Ainsi, l’usage ésotérique de la notion de panthéon dépasse le cadre habituel de cette dernière. Je me référerais à ce phénomène en utilisant le terme de « panthéon personnel », ou « Panthéon », avec une majuscule, pour bien signifier qu’ici nous parlons d’ésotérisme.
1 - Ce qui choque, chez l’ésotériste moderne, c’est son goût pour le mélange. Grâce à la littérature et à la Toile, le savoir est bien plus facile d’accès qu’il ne l’était auparavant, ne serait-ce qu’au temps de certains praticiens célèbres, comme Arnaud Thuly. Le praticien d’aujourd’hui s’affranchit donc de la « limite » culturelle (n’y voyez aucune offense, c’est une expression) pour se rapprocher des dieux qui semblent lui mieux convenir. Il m’a par exemple été donné d’échanger avec une praticienne dont le panthéon personnel comportait des dieux nordiques aussi bien que grecs. Une autre connaissait bien les grecs et y ajoutaient volontiers des éléments de mythologie mexicaine. Quel mélange ! Mais si nous restons entre déités, il n’y a pas de problème, alors ?
C’est là que le bât blesse. Le Panthéon ne se limite plus aux dieux et déesses ; il englobe souvent tous les types d’Entités, sans distinctions. Des Anges, des Démons, des
kamis, des esprits du foyer… Pour s’affranchir d’une règle de plus, les ésotéristes plaident souvent que les notions de « dieux », « démons » et autres tentatives de catégorisation d’Entités sont rendues caduques par la plus légère des études à leur sujet. Pour eux, ces termes ne sont que des tentatives humaines, donc imparfaites et limitées, visant à faciliter notre préhension d’êtres dont la nature réelle nous échappe totalement. Pour d’autres, il s’agit simplement de faire ce qu’ils veulent, quand ils le veulent ; jusqu’à un certain point, ils n’ont pas tort là-dessus… Pour rajouter à la confusion, certains praticiens, comme votre serviteur, tiennent leur Dieu unique de religion monothéiste en dehors de leur panthéon !

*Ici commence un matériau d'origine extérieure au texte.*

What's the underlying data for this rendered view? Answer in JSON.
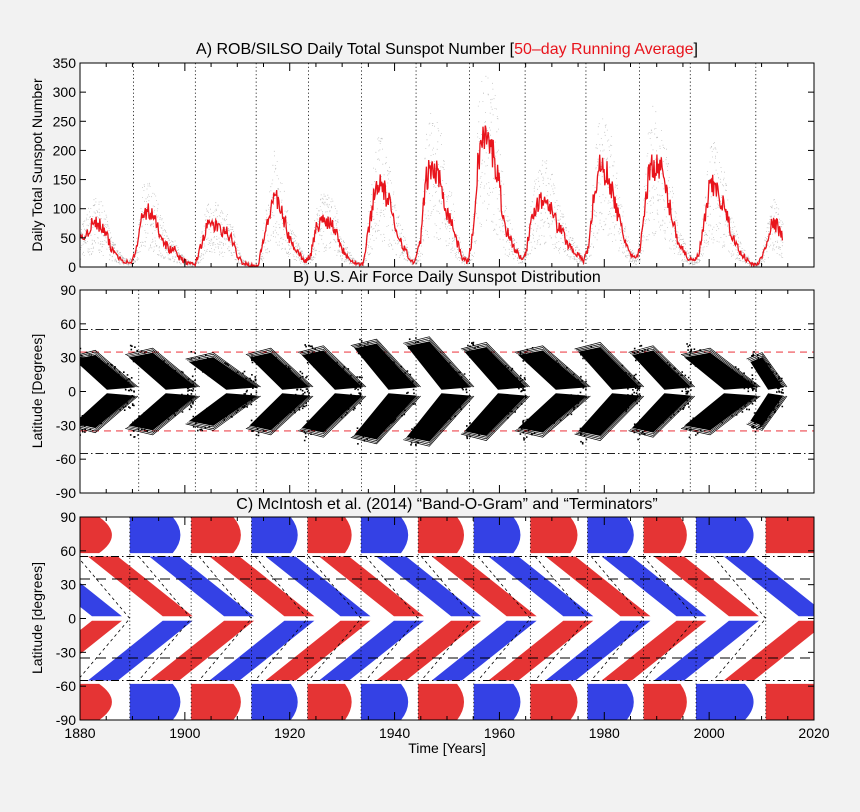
{
  "colors": {
    "running_avg": "#e8141c",
    "positive": "#e01010",
    "negative": "#1020e0",
    "background": "#f2f2f2"
  },
  "chart_data": [
    {
      "type": "line",
      "title_prefix": "A) ROB/SILSO Daily Total Sunspot Number [",
      "title_highlight": "50–day Running Average",
      "title_suffix": "]",
      "ylabel": "Daily Total Sunspot Number",
      "xlim": [
        1880,
        2020
      ],
      "ylim": [
        0,
        350
      ],
      "yticks": [
        0,
        50,
        100,
        150,
        200,
        250,
        300,
        350
      ],
      "cycle_boundaries": [
        1890.2,
        1902.0,
        1913.6,
        1923.6,
        1933.7,
        1944.1,
        1954.3,
        1964.9,
        1976.5,
        1986.7,
        1996.4,
        2008.9
      ],
      "series": [
        {
          "name": "50-day Running Average",
          "x": [
            1880,
            1881,
            1882,
            1883,
            1884,
            1885,
            1886,
            1887,
            1888,
            1889,
            1890,
            1891,
            1892,
            1893,
            1894,
            1895,
            1896,
            1897,
            1898,
            1899,
            1900,
            1901,
            1902,
            1903,
            1904,
            1905,
            1906,
            1907,
            1908,
            1909,
            1910,
            1911,
            1912,
            1913,
            1914,
            1915,
            1916,
            1917,
            1918,
            1919,
            1920,
            1921,
            1922,
            1923,
            1924,
            1925,
            1926,
            1927,
            1928,
            1929,
            1930,
            1931,
            1932,
            1933,
            1934,
            1935,
            1936,
            1937,
            1938,
            1939,
            1940,
            1941,
            1942,
            1943,
            1944,
            1945,
            1946,
            1947,
            1948,
            1949,
            1950,
            1951,
            1952,
            1953,
            1954,
            1955,
            1956,
            1957,
            1958,
            1959,
            1960,
            1961,
            1962,
            1963,
            1964,
            1965,
            1966,
            1967,
            1968,
            1969,
            1970,
            1971,
            1972,
            1973,
            1974,
            1975,
            1976,
            1977,
            1978,
            1979,
            1980,
            1981,
            1982,
            1983,
            1984,
            1985,
            1986,
            1987,
            1988,
            1989,
            1990,
            1991,
            1992,
            1993,
            1994,
            1995,
            1996,
            1997,
            1998,
            1999,
            2000,
            2001,
            2002,
            2003,
            2004,
            2005,
            2006,
            2007,
            2008,
            2009,
            2010,
            2011,
            2012,
            2013,
            2014
          ],
          "values": [
            45,
            55,
            70,
            75,
            70,
            55,
            30,
            22,
            12,
            8,
            10,
            40,
            95,
            95,
            85,
            65,
            45,
            30,
            30,
            15,
            10,
            5,
            5,
            35,
            65,
            75,
            70,
            60,
            60,
            45,
            20,
            8,
            5,
            2,
            2,
            50,
            80,
            130,
            100,
            80,
            45,
            35,
            20,
            10,
            20,
            65,
            80,
            80,
            75,
            60,
            30,
            20,
            10,
            5,
            5,
            60,
            120,
            150,
            130,
            110,
            70,
            50,
            30,
            10,
            10,
            50,
            150,
            170,
            160,
            140,
            95,
            75,
            40,
            15,
            8,
            60,
            190,
            225,
            210,
            190,
            140,
            70,
            50,
            30,
            15,
            25,
            70,
            110,
            115,
            115,
            105,
            70,
            60,
            40,
            30,
            20,
            10,
            35,
            120,
            170,
            165,
            150,
            110,
            75,
            45,
            20,
            12,
            40,
            130,
            180,
            170,
            165,
            120,
            85,
            45,
            30,
            15,
            10,
            20,
            70,
            130,
            140,
            120,
            100,
            65,
            40,
            25,
            15,
            5,
            3,
            15,
            45,
            75,
            70,
            50
          ]
        }
      ]
    },
    {
      "type": "scatter",
      "title": "B) U.S. Air Force Daily Sunspot Distribution",
      "ylabel": "Latitude [Degrees]",
      "xlim": [
        1880,
        2020
      ],
      "ylim": [
        -90,
        90
      ],
      "yticks": [
        90,
        60,
        30,
        0,
        -30,
        -60,
        -90
      ],
      "reference_lines": [
        {
          "latitude": 35,
          "style": "red-dashed"
        },
        {
          "latitude": -35,
          "style": "red-dashed"
        },
        {
          "latitude": 55,
          "style": "dash-dot"
        },
        {
          "latitude": -55,
          "style": "dash-dot"
        }
      ],
      "cycle_boundaries": [
        1891.2,
        1902.0,
        1913.6,
        1923.6,
        1933.7,
        1944.1,
        1954.3,
        1964.9,
        1976.5,
        1986.7,
        1996.4,
        2008.9
      ],
      "butterfly_wings": [
        {
          "start": 1879.0,
          "end": 1890.2,
          "max_latitude": 28
        },
        {
          "start": 1889.5,
          "end": 1902.0,
          "max_latitude": 30
        },
        {
          "start": 1901.0,
          "end": 1913.6,
          "max_latitude": 26
        },
        {
          "start": 1912.5,
          "end": 1923.6,
          "max_latitude": 30
        },
        {
          "start": 1922.5,
          "end": 1933.7,
          "max_latitude": 32
        },
        {
          "start": 1932.5,
          "end": 1944.1,
          "max_latitude": 38
        },
        {
          "start": 1942.5,
          "end": 1954.3,
          "max_latitude": 40
        },
        {
          "start": 1953.5,
          "end": 1964.9,
          "max_latitude": 35
        },
        {
          "start": 1963.8,
          "end": 1976.5,
          "max_latitude": 32
        },
        {
          "start": 1975.2,
          "end": 1986.7,
          "max_latitude": 35
        },
        {
          "start": 1985.5,
          "end": 1996.4,
          "max_latitude": 32
        },
        {
          "start": 1995.5,
          "end": 2008.9,
          "max_latitude": 30
        },
        {
          "start": 2008.0,
          "end": 2014.0,
          "max_latitude": 26
        }
      ]
    },
    {
      "type": "heatmap",
      "title": "C) McIntosh et al. (2014) “Band-O-Gram” and “Terminators”",
      "ylabel": "Latitude [degrees]",
      "xlabel": "Time [Years]",
      "xlim": [
        1880,
        2020
      ],
      "ylim": [
        -90,
        90
      ],
      "xticks": [
        1880,
        1900,
        1920,
        1940,
        1960,
        1980,
        2000,
        2020
      ],
      "yticks": [
        90,
        60,
        30,
        0,
        -30,
        -60,
        -90
      ],
      "reference_lines": [
        {
          "latitude": 35,
          "style": "black-dashed"
        },
        {
          "latitude": -35,
          "style": "black-dashed"
        },
        {
          "latitude": 55,
          "style": "dash-dot"
        },
        {
          "latitude": -55,
          "style": "dash-dot"
        }
      ],
      "terminators": [
        1889.5,
        1901.2,
        1912.7,
        1923.4,
        1933.6,
        1944.5,
        1955.1,
        1965.9,
        1976.8,
        1987.5,
        1997.5,
        2010.8
      ]
    }
  ]
}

2 - Eh, mais justement ! Que faire d’une Entité placée dans un panthéon personnel ? Si Osiris occupe la première place du Panthéon d’un ésotériste – si tant est qu’il y en ait une – ce dernier doit-il lui vouer un culte ? Ou, à tout le moins, s’attendre à ce que le dieu Égyptien soit son juge, une fois passé de vie à trépas ?
Pas le moins du monde ! La Panthéon, nouvelle entorse faite à l’expression originelle, n’a rien d’une religion.
Entendons-nous bien : ceci n’a rien d’un paradoxe. Beaucoup de personnes extérieures à l’ésotérisme, voire de nouveaux praticiens, sont impressionnés par la grande – comment dirais-je ? –
intensité de la pratique ésotérique ; ils sont alors portés à croire que tout est ou tout blanc, ou tout noir. Ce cliché est tenace, mais en réalité, l’ésotérisme est un monde de subtilités et, surtout, de
nuances. Petite démonstration.
Les Entités d’un Panthéon sont-elles l’objet d’un culte religieux ? Non, pas forcément. Parfois oui, parfois non. Dans l’écrasante majorité des cas qu’il m’a été donné de voir, pas du tout.
Les Entités constituant un Panthéon sont-elles l’objet d’une dévotion particulière de la part de l’ésotériste ?
=> Bien sûr que oui ! D’une dévotion parfois même très fervente, ou très codifiée, ou très amicale, etc.
Mais ces dieux-que-vous-n’adorez-pas-tout-à-fait, vous leur adressez tout de même des prières ?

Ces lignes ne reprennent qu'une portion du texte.